Эрих достал заветную книгу в красном переплете и начал зачитывать оттуда обведенные карандашом отрывки, посвященные неполноценности и опасности, которую несли евреи. Постепенно он распалялся, его голос становился громче, брови то сходились, то расходились, изгибаясь дугой, пока наконец не сошлись так, что превратились в одну прямую полосу, почти скрывшую от нас его сверкавшие круглые глаза, направленные на книгу.
– «Нет такой мерзости, к которой не был бы причастен хоть один еврей. Если вскрыть такой нарыв, вы найдете, словно червя в гниющем трупе, ослепленного внезапным светом, жида!» – рычал Эрих.
Я почувствовал, как во мне быстро поднимается волна гнева, требующая выхода. Слова, которые выплескивались из перекошенного рта Эриха, проплывали у меня перед глазами живыми образами. У моих ног была уже не могила отца торговца Хаима, а средоточие всего, что стало причиной унижения и страданий Германии.

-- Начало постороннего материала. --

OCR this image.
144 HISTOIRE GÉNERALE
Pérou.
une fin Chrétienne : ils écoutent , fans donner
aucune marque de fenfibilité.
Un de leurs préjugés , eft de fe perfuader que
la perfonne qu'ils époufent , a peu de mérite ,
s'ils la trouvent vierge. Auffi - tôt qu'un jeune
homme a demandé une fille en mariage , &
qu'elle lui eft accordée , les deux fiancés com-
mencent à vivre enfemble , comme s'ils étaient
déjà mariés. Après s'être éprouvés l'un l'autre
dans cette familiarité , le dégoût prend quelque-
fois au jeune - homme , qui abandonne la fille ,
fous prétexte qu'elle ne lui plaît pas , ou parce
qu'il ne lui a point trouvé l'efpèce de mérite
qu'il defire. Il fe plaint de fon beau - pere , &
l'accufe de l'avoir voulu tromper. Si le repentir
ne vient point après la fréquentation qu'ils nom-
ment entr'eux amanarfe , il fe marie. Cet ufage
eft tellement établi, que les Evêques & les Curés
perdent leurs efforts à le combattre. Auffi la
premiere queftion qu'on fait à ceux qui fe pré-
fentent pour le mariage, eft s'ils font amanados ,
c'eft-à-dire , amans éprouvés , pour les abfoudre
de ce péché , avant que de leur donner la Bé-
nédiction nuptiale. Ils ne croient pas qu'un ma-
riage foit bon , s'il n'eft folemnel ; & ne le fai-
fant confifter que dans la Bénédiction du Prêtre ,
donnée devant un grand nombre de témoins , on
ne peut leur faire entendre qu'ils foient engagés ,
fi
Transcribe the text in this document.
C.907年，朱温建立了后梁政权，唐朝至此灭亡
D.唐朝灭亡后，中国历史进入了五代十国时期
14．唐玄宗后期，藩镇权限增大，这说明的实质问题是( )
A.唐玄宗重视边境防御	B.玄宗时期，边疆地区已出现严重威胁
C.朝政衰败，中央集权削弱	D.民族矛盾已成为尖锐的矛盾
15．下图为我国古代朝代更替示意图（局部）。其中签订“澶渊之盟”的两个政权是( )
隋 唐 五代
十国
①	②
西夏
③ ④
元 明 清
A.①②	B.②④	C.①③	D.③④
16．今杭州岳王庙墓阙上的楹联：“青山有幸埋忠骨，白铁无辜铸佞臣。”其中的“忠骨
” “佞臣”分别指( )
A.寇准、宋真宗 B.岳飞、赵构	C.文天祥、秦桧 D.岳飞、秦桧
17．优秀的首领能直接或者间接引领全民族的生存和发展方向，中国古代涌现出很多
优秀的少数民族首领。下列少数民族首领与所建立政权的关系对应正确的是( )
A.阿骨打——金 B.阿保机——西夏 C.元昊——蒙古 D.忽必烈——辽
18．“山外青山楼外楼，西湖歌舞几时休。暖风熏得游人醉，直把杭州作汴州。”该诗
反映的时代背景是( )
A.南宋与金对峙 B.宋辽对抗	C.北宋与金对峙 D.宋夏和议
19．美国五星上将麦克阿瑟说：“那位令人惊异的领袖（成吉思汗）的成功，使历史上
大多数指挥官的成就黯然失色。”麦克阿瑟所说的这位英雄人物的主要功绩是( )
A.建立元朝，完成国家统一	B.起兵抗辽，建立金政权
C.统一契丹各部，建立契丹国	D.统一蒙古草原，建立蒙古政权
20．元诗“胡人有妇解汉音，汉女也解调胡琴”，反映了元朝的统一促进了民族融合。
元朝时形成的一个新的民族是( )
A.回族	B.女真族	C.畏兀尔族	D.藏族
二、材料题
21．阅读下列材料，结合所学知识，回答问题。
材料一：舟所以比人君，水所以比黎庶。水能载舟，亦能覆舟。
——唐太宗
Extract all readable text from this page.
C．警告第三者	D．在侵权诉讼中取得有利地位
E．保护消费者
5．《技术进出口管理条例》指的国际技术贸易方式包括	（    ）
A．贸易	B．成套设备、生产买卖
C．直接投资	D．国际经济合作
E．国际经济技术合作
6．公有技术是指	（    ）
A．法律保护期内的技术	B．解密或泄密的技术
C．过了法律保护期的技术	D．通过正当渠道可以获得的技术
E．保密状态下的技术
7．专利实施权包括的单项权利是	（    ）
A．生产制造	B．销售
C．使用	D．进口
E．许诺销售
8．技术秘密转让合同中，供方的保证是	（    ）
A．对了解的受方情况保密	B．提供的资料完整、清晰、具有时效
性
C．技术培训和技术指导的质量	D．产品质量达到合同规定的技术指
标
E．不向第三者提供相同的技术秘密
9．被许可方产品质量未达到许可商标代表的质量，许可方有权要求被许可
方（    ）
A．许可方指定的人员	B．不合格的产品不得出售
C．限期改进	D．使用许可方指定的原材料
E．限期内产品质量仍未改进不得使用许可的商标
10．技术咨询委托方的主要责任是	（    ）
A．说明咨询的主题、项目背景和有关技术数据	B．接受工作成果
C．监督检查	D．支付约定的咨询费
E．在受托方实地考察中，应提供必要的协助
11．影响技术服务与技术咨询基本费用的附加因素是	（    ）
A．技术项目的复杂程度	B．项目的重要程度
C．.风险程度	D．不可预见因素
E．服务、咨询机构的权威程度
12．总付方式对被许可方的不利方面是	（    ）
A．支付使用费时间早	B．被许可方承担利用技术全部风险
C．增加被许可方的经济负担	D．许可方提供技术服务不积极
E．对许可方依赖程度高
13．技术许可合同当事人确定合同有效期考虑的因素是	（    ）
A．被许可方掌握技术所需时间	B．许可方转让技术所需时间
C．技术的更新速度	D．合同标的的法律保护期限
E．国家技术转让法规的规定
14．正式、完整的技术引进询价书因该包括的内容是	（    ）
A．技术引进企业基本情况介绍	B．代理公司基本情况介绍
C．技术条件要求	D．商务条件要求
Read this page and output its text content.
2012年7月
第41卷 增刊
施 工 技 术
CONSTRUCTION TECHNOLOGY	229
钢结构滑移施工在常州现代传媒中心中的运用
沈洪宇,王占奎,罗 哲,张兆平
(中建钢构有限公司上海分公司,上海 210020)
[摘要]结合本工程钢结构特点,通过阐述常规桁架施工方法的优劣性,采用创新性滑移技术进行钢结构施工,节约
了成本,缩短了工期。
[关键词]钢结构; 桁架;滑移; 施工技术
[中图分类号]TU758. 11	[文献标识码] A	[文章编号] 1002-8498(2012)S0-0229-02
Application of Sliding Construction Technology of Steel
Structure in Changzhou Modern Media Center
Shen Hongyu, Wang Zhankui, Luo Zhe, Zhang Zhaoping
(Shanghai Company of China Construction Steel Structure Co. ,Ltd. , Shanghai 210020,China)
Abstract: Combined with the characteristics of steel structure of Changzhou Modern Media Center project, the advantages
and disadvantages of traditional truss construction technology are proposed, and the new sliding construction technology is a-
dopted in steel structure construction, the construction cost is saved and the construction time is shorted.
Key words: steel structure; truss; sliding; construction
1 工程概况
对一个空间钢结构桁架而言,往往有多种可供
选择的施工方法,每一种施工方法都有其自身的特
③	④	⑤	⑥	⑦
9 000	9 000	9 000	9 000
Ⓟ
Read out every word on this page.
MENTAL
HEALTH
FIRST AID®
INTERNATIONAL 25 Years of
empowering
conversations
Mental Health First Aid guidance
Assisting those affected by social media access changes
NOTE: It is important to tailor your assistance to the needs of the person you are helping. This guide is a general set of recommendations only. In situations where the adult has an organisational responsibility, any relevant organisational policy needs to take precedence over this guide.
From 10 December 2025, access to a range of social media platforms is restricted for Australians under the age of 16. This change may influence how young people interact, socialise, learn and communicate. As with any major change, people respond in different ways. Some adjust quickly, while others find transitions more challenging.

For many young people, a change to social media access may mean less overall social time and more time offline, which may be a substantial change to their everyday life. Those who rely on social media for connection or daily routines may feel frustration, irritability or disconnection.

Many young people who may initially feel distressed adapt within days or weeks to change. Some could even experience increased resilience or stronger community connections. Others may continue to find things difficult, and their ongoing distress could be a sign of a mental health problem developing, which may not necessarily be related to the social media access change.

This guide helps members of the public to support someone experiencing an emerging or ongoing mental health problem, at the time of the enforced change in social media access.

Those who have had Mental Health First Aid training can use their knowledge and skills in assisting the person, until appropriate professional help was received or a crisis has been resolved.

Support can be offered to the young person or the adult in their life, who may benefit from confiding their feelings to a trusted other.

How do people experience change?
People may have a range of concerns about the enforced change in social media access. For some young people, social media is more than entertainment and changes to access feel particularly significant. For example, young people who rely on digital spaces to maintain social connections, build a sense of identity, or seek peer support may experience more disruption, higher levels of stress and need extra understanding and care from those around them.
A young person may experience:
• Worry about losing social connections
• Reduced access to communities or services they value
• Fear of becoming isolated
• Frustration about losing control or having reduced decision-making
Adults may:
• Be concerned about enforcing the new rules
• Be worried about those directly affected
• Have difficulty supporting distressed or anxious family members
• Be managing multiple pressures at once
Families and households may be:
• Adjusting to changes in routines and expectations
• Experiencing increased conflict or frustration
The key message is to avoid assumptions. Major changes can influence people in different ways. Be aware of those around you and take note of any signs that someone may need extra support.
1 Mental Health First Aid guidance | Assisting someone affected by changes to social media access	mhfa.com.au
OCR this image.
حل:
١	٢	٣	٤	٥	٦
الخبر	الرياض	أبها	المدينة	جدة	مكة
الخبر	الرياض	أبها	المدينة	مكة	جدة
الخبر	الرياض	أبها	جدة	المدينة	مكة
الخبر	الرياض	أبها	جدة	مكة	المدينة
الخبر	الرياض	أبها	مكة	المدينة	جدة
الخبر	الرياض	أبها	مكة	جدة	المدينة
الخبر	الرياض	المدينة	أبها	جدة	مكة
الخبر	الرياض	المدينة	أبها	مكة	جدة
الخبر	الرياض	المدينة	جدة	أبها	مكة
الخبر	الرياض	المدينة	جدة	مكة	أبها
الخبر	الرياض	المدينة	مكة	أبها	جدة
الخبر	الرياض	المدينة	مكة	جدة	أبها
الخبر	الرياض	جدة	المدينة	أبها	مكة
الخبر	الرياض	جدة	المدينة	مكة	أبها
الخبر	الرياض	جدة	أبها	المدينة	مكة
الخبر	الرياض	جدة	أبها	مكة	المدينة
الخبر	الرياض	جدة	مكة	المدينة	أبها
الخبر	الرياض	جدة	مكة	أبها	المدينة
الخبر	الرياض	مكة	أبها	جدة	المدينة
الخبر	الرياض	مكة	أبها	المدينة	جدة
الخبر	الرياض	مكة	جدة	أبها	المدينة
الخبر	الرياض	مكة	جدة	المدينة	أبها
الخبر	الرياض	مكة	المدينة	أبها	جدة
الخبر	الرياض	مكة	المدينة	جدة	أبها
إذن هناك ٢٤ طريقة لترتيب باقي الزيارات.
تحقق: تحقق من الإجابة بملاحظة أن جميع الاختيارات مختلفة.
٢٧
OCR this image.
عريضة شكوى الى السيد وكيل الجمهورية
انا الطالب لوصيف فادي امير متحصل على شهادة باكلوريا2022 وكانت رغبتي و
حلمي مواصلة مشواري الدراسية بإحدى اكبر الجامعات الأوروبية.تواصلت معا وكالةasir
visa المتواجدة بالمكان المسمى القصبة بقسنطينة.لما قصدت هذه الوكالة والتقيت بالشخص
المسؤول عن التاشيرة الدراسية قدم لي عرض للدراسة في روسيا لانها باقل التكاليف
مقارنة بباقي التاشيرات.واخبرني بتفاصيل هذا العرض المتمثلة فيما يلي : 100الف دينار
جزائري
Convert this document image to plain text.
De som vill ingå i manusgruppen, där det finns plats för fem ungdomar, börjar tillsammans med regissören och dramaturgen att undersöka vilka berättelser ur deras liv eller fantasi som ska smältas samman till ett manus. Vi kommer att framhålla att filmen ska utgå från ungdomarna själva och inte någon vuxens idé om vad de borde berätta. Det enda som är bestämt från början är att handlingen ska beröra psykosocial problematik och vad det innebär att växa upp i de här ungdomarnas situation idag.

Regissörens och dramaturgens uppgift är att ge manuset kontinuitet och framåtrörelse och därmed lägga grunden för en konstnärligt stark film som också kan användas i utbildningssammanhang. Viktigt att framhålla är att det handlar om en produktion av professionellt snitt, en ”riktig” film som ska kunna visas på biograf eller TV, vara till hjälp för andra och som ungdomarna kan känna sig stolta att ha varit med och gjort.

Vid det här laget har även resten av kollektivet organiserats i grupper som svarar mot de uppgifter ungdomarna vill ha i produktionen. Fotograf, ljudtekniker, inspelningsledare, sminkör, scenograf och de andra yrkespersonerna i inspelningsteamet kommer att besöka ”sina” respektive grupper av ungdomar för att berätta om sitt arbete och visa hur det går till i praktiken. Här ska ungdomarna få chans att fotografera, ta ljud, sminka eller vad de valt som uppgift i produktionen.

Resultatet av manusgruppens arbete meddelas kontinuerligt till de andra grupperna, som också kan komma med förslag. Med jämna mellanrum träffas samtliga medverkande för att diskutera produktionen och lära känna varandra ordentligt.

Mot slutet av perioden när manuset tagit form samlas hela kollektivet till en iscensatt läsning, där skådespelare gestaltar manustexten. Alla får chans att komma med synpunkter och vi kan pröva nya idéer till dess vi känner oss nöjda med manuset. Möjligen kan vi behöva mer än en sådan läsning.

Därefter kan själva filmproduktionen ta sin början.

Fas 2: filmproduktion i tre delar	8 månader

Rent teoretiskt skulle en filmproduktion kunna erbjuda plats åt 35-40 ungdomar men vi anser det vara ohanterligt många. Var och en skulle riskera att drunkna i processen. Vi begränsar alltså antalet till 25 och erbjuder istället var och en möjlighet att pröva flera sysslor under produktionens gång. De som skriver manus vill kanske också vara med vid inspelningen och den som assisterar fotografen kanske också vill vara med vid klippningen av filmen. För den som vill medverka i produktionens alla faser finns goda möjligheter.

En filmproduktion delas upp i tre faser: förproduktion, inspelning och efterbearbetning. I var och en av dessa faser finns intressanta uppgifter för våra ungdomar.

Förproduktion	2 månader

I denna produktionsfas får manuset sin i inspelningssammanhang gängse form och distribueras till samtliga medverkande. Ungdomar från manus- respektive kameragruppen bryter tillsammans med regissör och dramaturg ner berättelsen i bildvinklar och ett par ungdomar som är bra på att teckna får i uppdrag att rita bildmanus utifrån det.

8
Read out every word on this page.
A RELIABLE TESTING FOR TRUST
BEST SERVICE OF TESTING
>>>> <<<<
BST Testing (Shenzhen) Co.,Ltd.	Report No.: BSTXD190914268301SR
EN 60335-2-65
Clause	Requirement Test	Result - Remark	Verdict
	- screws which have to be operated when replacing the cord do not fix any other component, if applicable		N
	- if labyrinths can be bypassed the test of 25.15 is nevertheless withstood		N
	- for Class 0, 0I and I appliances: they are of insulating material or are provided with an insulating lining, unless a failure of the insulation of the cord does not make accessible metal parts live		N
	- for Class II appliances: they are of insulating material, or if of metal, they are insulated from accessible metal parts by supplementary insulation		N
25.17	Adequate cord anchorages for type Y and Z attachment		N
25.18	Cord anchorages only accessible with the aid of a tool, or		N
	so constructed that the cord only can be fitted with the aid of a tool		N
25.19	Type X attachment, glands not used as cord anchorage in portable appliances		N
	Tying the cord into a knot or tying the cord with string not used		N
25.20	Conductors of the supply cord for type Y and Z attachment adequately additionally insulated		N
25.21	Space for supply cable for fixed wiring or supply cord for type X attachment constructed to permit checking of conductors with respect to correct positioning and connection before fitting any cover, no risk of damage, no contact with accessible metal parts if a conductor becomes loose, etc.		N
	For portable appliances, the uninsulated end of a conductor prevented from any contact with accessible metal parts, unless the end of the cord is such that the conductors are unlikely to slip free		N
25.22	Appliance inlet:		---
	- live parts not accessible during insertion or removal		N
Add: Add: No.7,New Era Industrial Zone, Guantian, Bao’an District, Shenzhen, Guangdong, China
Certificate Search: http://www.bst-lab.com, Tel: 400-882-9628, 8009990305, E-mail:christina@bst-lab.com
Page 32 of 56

– Грязный отброс! Из-за них всё…
Не отдавая себе отчета в том, что делаю, я с остервенением пнул каменную плиту. Моему примеру последовали остальные. Не жалея ни ног, ни ботинок, мы принялись бить по плите и земле, обрамлявшей ее, вздыбливая комья, поросшие редкой травой. Отто схватил валявшуюся неподалеку гнутую трубу и со всей силы ударил ею по плите. Отколовшийся кусок камня отскочил ему прямо в лицо и расцарапал щеку, но Отто даже не заметил этого, продолжая со звериным рыком дубасить по плите, будто она была виновата в том, что его отец сгорел от пьянства. Я не знаю, сколько это продолжалось, просто в какой-то момент понял, что окончательно выбился из сил, и, тяжело дыша, прекратил так же внезапно, как и начал. Пятясь назад, я с ненавистью смотрел на плиту. Она, конечно же, не раскололась, но пострадала изрядно, ощерившись царапинами и многочисленными сколами. В этот момент Макс спустил штаны и начал мочиться на нее – пыльный сухой гранит тут же потемнел от горячей струи. Остальные начали молча расстегивать штаны. Напоследок каждый посчитал своим долгом плюнуть на могилу.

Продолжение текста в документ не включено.